On Wednesday morning, a small group of students posted signs and occupied bathrooms in Dwinelle Hall as part of an ongoing effort to pressure the administration to provide more gender-neutral restroom options on campus.
The group behind the protest, known as the Bathroom Brigade, displayed signs and covered the male and female icons on the bathroom doors with notices encouraging “everyone, of all genders, to use this bathroom.” Additional notices, designating the bathrooms as gender-neutral spaces, were placed over stalls, mirrors and towel dispensers, while participants handed out flyers to incoming students.
In recent weeks, the Bathroom Brigade has made similar efforts to rebrand restrooms in Evans Hall and the Valley Life Sciences Building in order to pressure administration to provide at least one gender-neutral bathroom in every building.
The protests hinge on the university’s response to a measure approved by UC President Janet Napolitano last September that would convert single-stall bathrooms to gender-neutral ones and incorporate those bathrooms into new buildings on campus.
For some students, however, change has not come fast enough.
“I think the university’s administration has dragged its feet,” said Sben Korsh, a first-year graduate student, in an email. “The campus has known about this issue for decades, and they are still throwing up bureaucratic barriers for providing these safe spaces for students.”
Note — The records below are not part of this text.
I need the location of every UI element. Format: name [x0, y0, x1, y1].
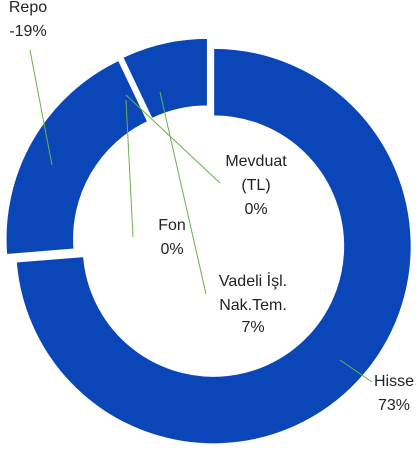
value-label: 0%	[160, 241, 184, 258]
value-label: -19%	[9, 23, 47, 40]
leader-line	[125, 94, 221, 184]
leader-line	[339, 359, 373, 383]
category-label: Mevduat (TL)	[225, 153, 287, 194]
category-label: Fon	[158, 217, 186, 234]
category-label: Repo	[8, 0, 48, 16]
value-label: 7%	[241, 319, 265, 336]
slice	[121, 37, 209, 120]
slices	[5, 37, 413, 445]
category-label: Hisse	[373, 373, 414, 390]
leader-line	[29, 49, 53, 166]
value-label: 73%	[377, 397, 411, 414]
leader-line	[159, 91, 207, 295]
category-label: Vadeli İşl. Nak.Tem.	[218, 273, 288, 314]
slice	[15, 47, 413, 445]
value-label: 0%	[244, 201, 268, 218]
leader-lines	[29, 49, 373, 383]
leader-line	[125, 99, 134, 238]
slice	[5, 59, 149, 256]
According to Christine Shaff, director of communications for the campus real estate division, the process of converting gendered bathrooms can be far more complex than it initially appears. While in some instances, Shaff said, it costs as little as “changing a lock,” more commonly, conversion is a coordinated effort between architects and building officials, who must consider state building codes and the cultural and religious preferences of the many varied groups on campus.
“There’s all kinds of regulations that make changing the designation much more complicated than changing the sign on the door,” Shaff said.
According to Shaff, the campus has made strides to implement Napolitano’s directive — with gender-neutral facilities in Barrows and Dwinelle halls and plans for such facilities in the new Eshleman Hall. Campus administrators have also been working with the Gender Equity Resource Center to verify and update a list of all gender-inclusive restrooms on campus.
For Amanda Armstrong, a UC Berkeley doctoral student, access to these restrooms remains an issue — the all-gender facilities in Dwinelle Hall, for instance, are often locked or poorly maintained.
“We don’t want to come across as not appreciating the work that’s been done,” Armstrong said. “But it’s a safety issue in the interim that affects people’s daily lives.”